The code name for Microsoft’s Vista killer is LifeCam VX-6000.  It’s an amazing piece of technology, and it has to be.  Whipping Vista is no easy task.  When the VX-6000 takes its first shot at Vista, it gets rebuffed by a message stating that the software on the CD is not compatible with Vista.  Feeling confident, even cocky, Vista points the way to the newer, Vista compatible software.  But like Cro Cop’s feet, the VX-6000 is just waiting for an opening.  As soon as Vista allows you to install the allegedly updated software, the fight is lost.
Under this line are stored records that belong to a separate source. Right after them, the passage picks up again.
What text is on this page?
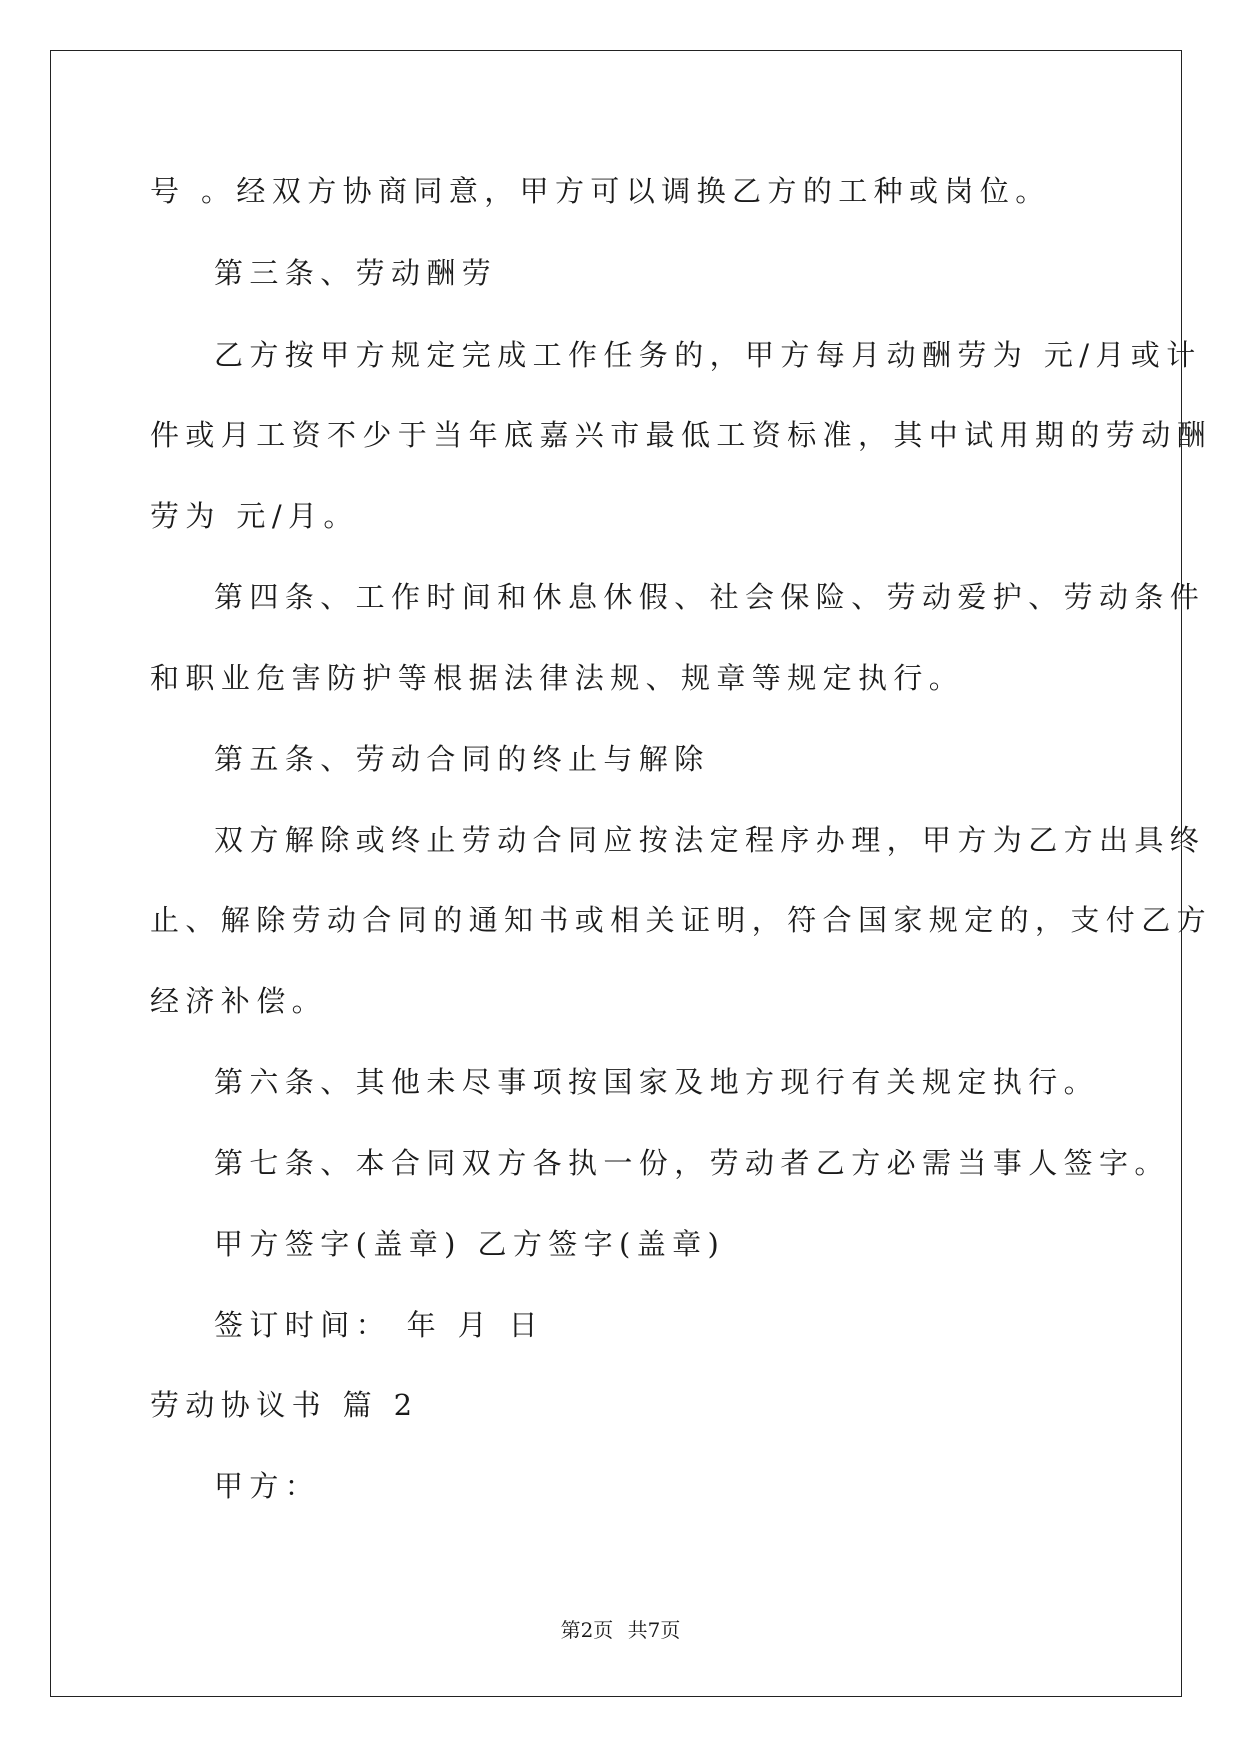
号 。经双方协商同意，甲方可以调换乙方的工种或岗位。
第三条、劳动酬劳
乙方按甲方规定完成工作任务的，甲方每月动酬劳为 元/月或计
件或月工资不少于当年底嘉兴市最低工资标准，其中试用期的劳动酬
劳为 元/月。
第四条、工作时间和休息休假、社会保险、劳动爱护、劳动条件
和职业危害防护等根据法律法规、规章等规定执行。
第五条、劳动合同的终止与解除
双方解除或终止劳动合同应按法定程序办理，甲方为乙方出具终
止、解除劳动合同的通知书或相关证明，符合国家规定的，支付乙方
经济补偿。
第六条、其他未尽事项按国家及地方现行有关规定执行。
第七条、本合同双方各执一份，劳动者乙方必需当事人签字。
甲方签字(盖章) 乙方签字(盖章)
签订时间： 年 月 日
劳动协议书 篇 2
甲方：
第2页 共7页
Once the VX-6000 is connected to a USB port, Vista realizes it has made a serious tactical error.  Reeling from the blows, Vista first tries to rope-a-dope by freezing up, hoping to fend off the VX-6000′s fury.  It’s only a matter of a few clicks to the head, however, before Vista crashes to the mat in a flurry of spontaneous reboots.

At a recent gathering of Vista haters, some of the attendees did series of skits about their experience trying to install a VX-6000 on a Vista machine.  It won’t be hard to tell who’s playing the VX-6000 and who’s playing the computer.

So if you want to teach Vista a lesson, Microsoft has a cold and unforgiving teacher.  The LifeCam VX-6000- available at military surplus stores everywhere.